Areas and Places

Buy-to-let investors getting 22 % annual returns on Brackenfell homes

The Westmont, the latest offering currently being developed by Trinity Projects.


In the last three years the Rawson Property Group’s Brackenfell Roslyn franchise has been selling as many as ten new homes per month in the security villages which this front-running team market on behalf of a combination of developers in Brackenfell. Rowan Alexander, who is the Sales Manager for the franchise, said that three years ago 90% of the buyers in these developments were owner-occupiers.

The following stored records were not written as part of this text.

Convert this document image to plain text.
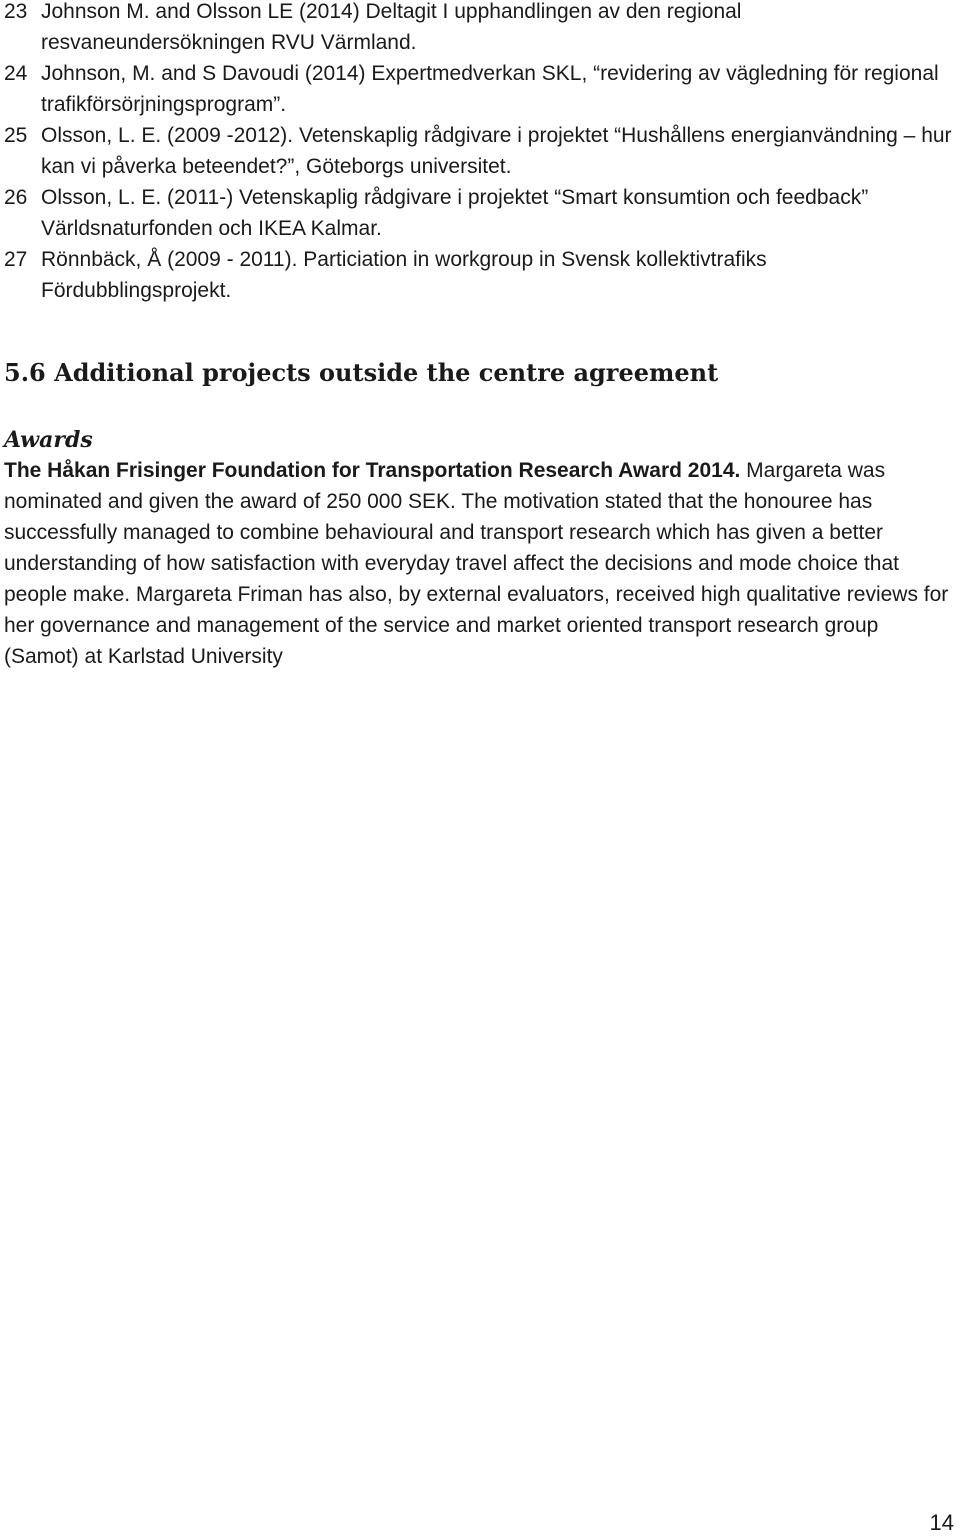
23 Johnson M. and Olsson LE (2014) Deltagit I upphandlingen av den regional resvaneundersökningen RVU Värmland.
24 Johnson, M. and S Davoudi (2014) Expertmedverkan SKL, “revidering av vägledning för regional trafikförsörjningsprogram”.
25 Olsson, L. E. (2009 -2012). Vetenskaplig rådgivare i projektet “Hushållens energianvändning – hur kan vi påverka beteendet?”, Göteborgs universitet.
26 Olsson, L. E. (2011-) Vetenskaplig rådgivare i projektet “Smart konsumtion och feedback” Världsnaturfonden och IKEA Kalmar.
27 Rönnbäck, Å (2009 - 2011). Particiation in workgroup in Svensk kollektivtrafiks Fördubblingsprojekt.
5.6 Additional projects outside the centre agreement
Awards

The Håkan Frisinger Foundation for Transportation Research Award 2014. Margareta was nominated and given the award of 250 000 SEK. The motivation stated that the honouree has successfully managed to combine behavioural and transport research which has given a better understanding of how satisfaction with everyday travel affect the decisions and mode choice that people make. Margareta Friman has also, by external evaluators, received high qualitative reviews for her governance and management of the service and market oriented transport research group (Samot) at Karlstad University

14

In the last six to 12 months this franchise has noticed a remarkable upswing in the number of investor buyers, i.e. those buying to let.

These days, said Alexander, investors comprise about 40% of all buyers in these new projects.

“In talking to these investors,” he said “I have noticed that a complete change in mindset regarding properties of this type has come about. A few years back they saw them as unexciting, not particularly lucrative safe havens. Today they see them as one of the best investments available on the market.”

This attitude, said Alexander, is wholly justified by the figures generated by such developments.

A year ago a typical three bedroom with a double garage in a new security estate sold for R1,350,000. Today only 12 months later the price tag would be R1,5 million. This means that such homes are appreciating at 11% per annum, a significant capital gain by any standards. In addition to this, however, the investor will of course be getting rent – in this case at R13,500 per month. This means that from early on the investor’s rent will probably cover his monthly bond payments (depending on the size of his deposit) and the overall return after, allowing for taxes, levies and agent’s fees will again have been 11%.

The whole picture looks even rosier if one takes into account the important fact that most of those investing in this way are doing so with the help of a bank mortgage loan. Typically, said Alexander, on the sort of home he has described, the investor will put down a deposit of about R200,000. This means that if, say, he decided to sell two years after purchasing the property (at R1,650,000) he will, in fact, have had a return of 150% on the capital he has actually outlaid. Not surprising, therefore, said Alexander, many investors working along these lines take out bonds on three, four or even five homes.

Most investors in these very popular Brackenfell developments, added Alexander, are in it not just for two years but for longer periods, for possibly five to ten years, and they anticipate that their profits will increase each year.

Is this confidence justified? Can capital appreciation over a long period be reasonably expected?

“That is a matter on which it is impossible to be categorical,” said Alexander, “but what can be said with complete assurance is that as long as new homes are coming off the production line, prices will escalate for the simple reason that contractors cannot avoid material and labour price rises and in most economic circumstances these will run ahead of inflation. In fact in the last two years construction prices on the projects we have been handling have risen 6% every nine months and price increases of this size inevitably have to be incorporated in the sale price.”